BlueJay Manufacturing was at a crossroads in its growth. It was late Friday afternoon and BlueJay’s director of supply chain management, Fred Butler, was in his office contemplating the next steps for his department and company. As the business expanded, the company was faced with a good problem: too much business. BlueJay’s recently introduced products are more in demand than had been expected by the senior leadership team (SLT), and as a result, the company was scrambling to find ways to meet that higher demand. Up until this stage in the company’s growth, BlueJay’s senior leadership team employed the strategy of keeping all aspects of manufacturing in-house. BlueJay worked hard in recent years to improve its once tarnished quality image, and the SLT felt that particular approach was the best way to maintain adequate control of both cost and quality; however, with product demand now increasing dramatically, a different tact must be considered. In strategizing to meet the unexpected level of customer demand, the SLT has asked the supply chain team to explore outsourcing portions of its in-house manufacturing. Although Butler and his supply chain team are already working long hours to support the new product launches, they only have 30 days to make those recommendations.
To address the company’s outsourcing options, Butler must consider many things. First, what portions of the in-house manufacturing are outside suppliers capable of taking over, and what are the associated risks? Second, what can be outsourced? Butler knows that establishing the type of long-term partnership with suppliers that the company is looking for will require a deep understanding of the in-house costs for each of the outsourcing initiatives. Butler also knows that to make a rational decision, he and his supply chain management team must thoroughly understand the financial aspects of these potential outsourcing activities.
Beyond incorporating the risks of outsourcing into the evaluation, compare the in-house costs to the supplier proposals BlueJay needs to fully capture the total life cycle costs for completing the work in house so the outsourcing decision is not made on purchase price alone. Although BlueJay does want to keep the work inside, the project requires the company to make a significant capital investment. Because of the size of the capital investment for BlueJay, Butler not only needs to understand the strategic side of the outsourcing initiatives, he also needs to understand the payback on the investments that BlueJay would be required to make. Unless Butler can rationally compare and demonstrate the total ownership costs of keeping the work in house as compared to the supplier pricing to the SLT, he suspects that getting authorization to move forward will be difficult.
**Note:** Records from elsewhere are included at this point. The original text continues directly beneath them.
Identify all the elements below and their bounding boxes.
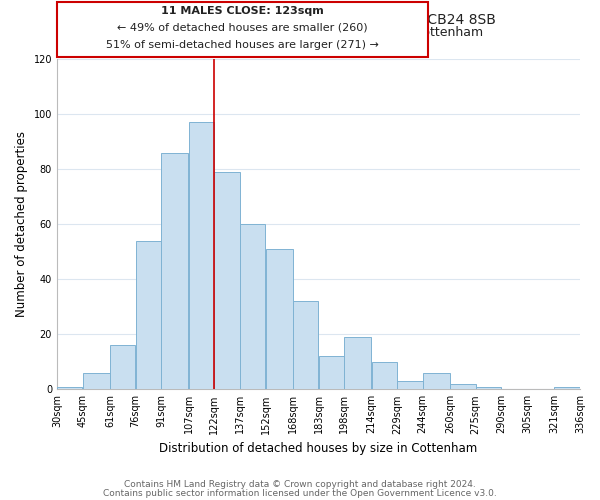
Bar — [554, 386, 580, 390]
Bar — [476, 386, 501, 390]
Bar — [110, 346, 136, 390]
Bar — [240, 224, 265, 390]
Bar — [319, 356, 344, 390]
Text: 11 MALES CLOSE: 123sqm: 11 MALES CLOSE: 123sqm — [161, 6, 324, 16]
Bar — [83, 373, 110, 390]
Bar — [293, 301, 319, 390]
Y-axis label: Number of detached properties: Number of detached properties — [15, 131, 28, 317]
Text: Contains public sector information licensed under the Open Government Licence v3: Contains public sector information licen… — [103, 488, 497, 498]
Bar — [214, 172, 239, 390]
Bar — [450, 384, 476, 390]
Text: 51% of semi-detached houses are larger (271) →: 51% of semi-detached houses are larger (… — [106, 40, 379, 50]
Text: Size of property relative to detached houses in Cottenham: Size of property relative to detached ho… — [116, 26, 484, 39]
Bar — [344, 337, 371, 390]
Text: ← 49% of detached houses are smaller (260): ← 49% of detached houses are smaller (26… — [117, 23, 368, 33]
Bar — [57, 386, 82, 390]
Bar — [423, 373, 450, 390]
Bar — [397, 381, 422, 390]
Bar — [371, 362, 397, 390]
Text: Contains HM Land Registry data © Crown copyright and database right 2024.: Contains HM Land Registry data © Crown c… — [124, 480, 476, 489]
Text: 11, MALES CLOSE, COTTENHAM, CAMBRIDGE, CB24 8SB: 11, MALES CLOSE, COTTENHAM, CAMBRIDGE, C… — [104, 12, 496, 26]
Bar — [188, 122, 214, 390]
X-axis label: Distribution of detached houses by size in Cottenham: Distribution of detached houses by size … — [160, 442, 478, 455]
Bar — [266, 249, 293, 390]
Bar — [161, 152, 188, 390]
Bar — [136, 240, 161, 390]
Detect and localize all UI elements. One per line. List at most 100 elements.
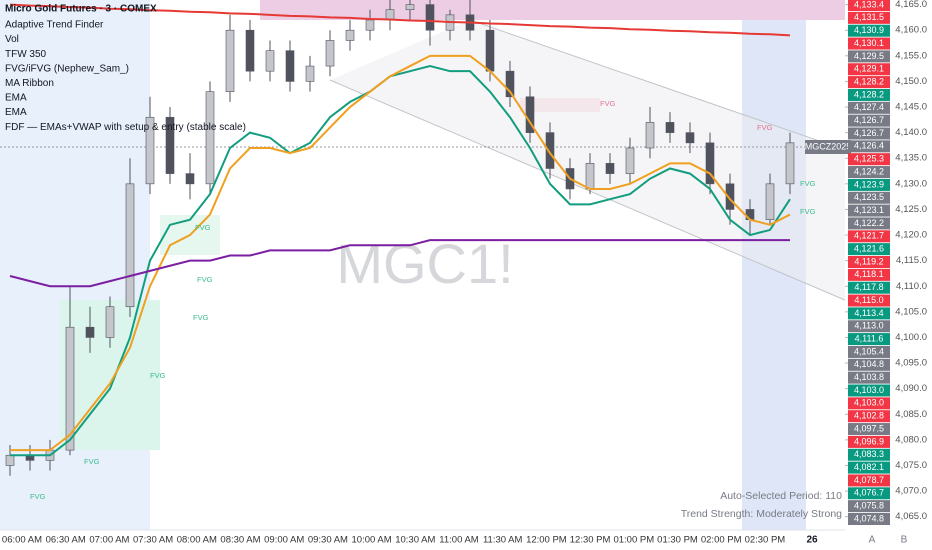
candle-body <box>145 116 155 185</box>
price-label: 4,127.4 <box>854 102 884 112</box>
price-label: 4,125.3 <box>854 154 884 164</box>
price-label: 4,103.0 <box>854 398 884 408</box>
x-tick-label: 08:30 AM <box>220 535 260 546</box>
price-label: 4,105.4 <box>854 346 884 356</box>
y-tick-label: 4,145.0 <box>895 102 927 113</box>
indicator-label: FDF — EMAs+VWAP with setup & entry (stab… <box>5 122 246 133</box>
fvg-label: FVG <box>150 371 166 380</box>
price-label-box <box>848 63 890 76</box>
series-line <box>9 3 791 37</box>
fvg-label: FVG <box>800 179 816 188</box>
candle-body <box>485 29 495 72</box>
x-tick-label: 01:30 PM <box>657 535 698 546</box>
price-label: 4,111.6 <box>855 333 884 343</box>
fvg-label: FVG <box>600 99 616 108</box>
price-label-box <box>848 24 890 37</box>
candle-body <box>125 183 135 308</box>
price-label-box <box>848 487 890 500</box>
x-tick-label: 11:30 AM <box>483 535 523 546</box>
fvg-label: FVG <box>84 457 100 466</box>
x-tick-label: 12:00 PM <box>526 535 567 546</box>
price-label-box <box>848 243 890 256</box>
price-label-box <box>848 11 890 24</box>
price-label-box <box>848 474 890 487</box>
candle-body <box>405 4 415 11</box>
price-label-box <box>848 500 890 513</box>
candle-body <box>505 70 515 98</box>
price-label: 4,082.1 <box>854 462 884 472</box>
price-label-box <box>848 358 890 371</box>
candle-body <box>345 29 355 41</box>
price-label: 4,124.2 <box>854 166 884 176</box>
price-label-box <box>848 256 890 268</box>
price-label-box <box>848 37 890 50</box>
price-label: 4,133.4 <box>854 0 884 9</box>
series-line <box>10 54 791 452</box>
candle-body <box>705 142 715 185</box>
price-label-box <box>848 230 890 243</box>
price-label-box <box>848 371 890 384</box>
series-line <box>10 65 791 457</box>
x-tick-label: 10:30 AM <box>395 535 435 546</box>
price-label: 4,102.8 <box>854 411 884 421</box>
candle-body <box>785 142 795 185</box>
x-tick-label: 12:30 PM <box>570 535 611 546</box>
candle-body <box>725 183 735 210</box>
axis-button[interactable]: A <box>869 535 876 546</box>
price-label: 4,118.1 <box>854 269 883 279</box>
y-tick-label: 4,080.0 <box>895 434 927 445</box>
price-label-box <box>848 166 890 179</box>
price-label-box <box>848 461 890 474</box>
price-label-box <box>848 384 890 397</box>
price-label: 4,104.8 <box>854 359 884 369</box>
price-label: 4,126.7 <box>854 115 884 125</box>
price-label-box <box>848 76 890 89</box>
price-label-box <box>848 153 890 166</box>
price-label-box <box>848 191 890 204</box>
x-tick-label: 11:00 AM <box>439 535 479 546</box>
symbol-label-box <box>805 140 851 154</box>
y-tick-label: 4,095.0 <box>895 358 927 369</box>
y-tick-label: 4,150.0 <box>895 76 927 87</box>
price-label-box <box>848 88 890 101</box>
x-tick-label: 07:30 AM <box>133 535 173 546</box>
price-label: 4,129.1 <box>854 64 884 74</box>
candle-body <box>545 132 555 169</box>
price-label-box <box>848 140 890 153</box>
y-tick-label: 4,140.0 <box>895 127 927 138</box>
y-tick-label: 4,125.0 <box>895 204 927 215</box>
price-label-box <box>848 397 890 410</box>
candle-body <box>65 326 75 451</box>
indicator-label: EMA <box>5 93 27 104</box>
price-label: 4,103.8 <box>854 372 884 382</box>
y-tick-label: 4,070.0 <box>895 486 927 497</box>
price-label-box <box>848 50 890 63</box>
price-label-box <box>848 268 890 281</box>
price-label-box <box>848 281 890 294</box>
footer-line: Auto-Selected Period: 110 <box>720 490 842 502</box>
price-label: 4,113.4 <box>854 308 883 318</box>
candle-body <box>205 91 215 185</box>
price-label: 4,128.2 <box>854 76 884 86</box>
candle-body <box>645 122 655 149</box>
symbol-label: MGCZ2025 <box>805 141 852 151</box>
y-tick-label: 4,090.0 <box>895 383 927 394</box>
price-label-box <box>848 294 890 307</box>
price-label-box <box>848 435 890 448</box>
candle-body <box>625 147 635 174</box>
x-tick-label: 07:00 AM <box>89 535 129 546</box>
indicator-label: Adaptive Trend Finder <box>5 20 104 31</box>
fvg-label: FVG <box>800 207 816 216</box>
y-tick-label: 4,155.0 <box>895 50 927 61</box>
indicator-label: FVG/iFVG (Nephew_Sam_) <box>5 63 129 74</box>
price-label: 4,078.7 <box>854 475 884 485</box>
price-label: 4,130.1 <box>854 38 884 48</box>
price-label-box <box>848 307 890 320</box>
price-label: 4,126.7 <box>854 128 884 138</box>
candle-body <box>665 122 675 133</box>
axis-button[interactable]: B <box>901 535 908 546</box>
price-label: 4,083.3 <box>854 449 884 459</box>
channel-fill <box>330 20 845 300</box>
Butler knows he cannot make these critical decisions for the company alone, especially in regard to understanding the overall financial ramifications of the various possible scenarios. Butler has decided that he needs a cross-functional team with representation from the other departments in the company. Butler feels he especially needs the finance group and all those skilled in financial analysis for evaluating the make versus buy decision for the proposal to be given to the SLT. Your assignment is to assist Butler and the supply chain management team with the tasks that follow.
You are on assignment from the finance department to develop another workbook for the next weekly staff meeting that explains to the team why the time value of money is important in an economic decision. Use the library, Internet, or any other available resource in your research, but keep it to the basics, sticking to the two most common tools used in business to incorporate the time value of money into operational decision making: NPV and payback period. Use those models in your workbook, making sure you briefly discuss each of them.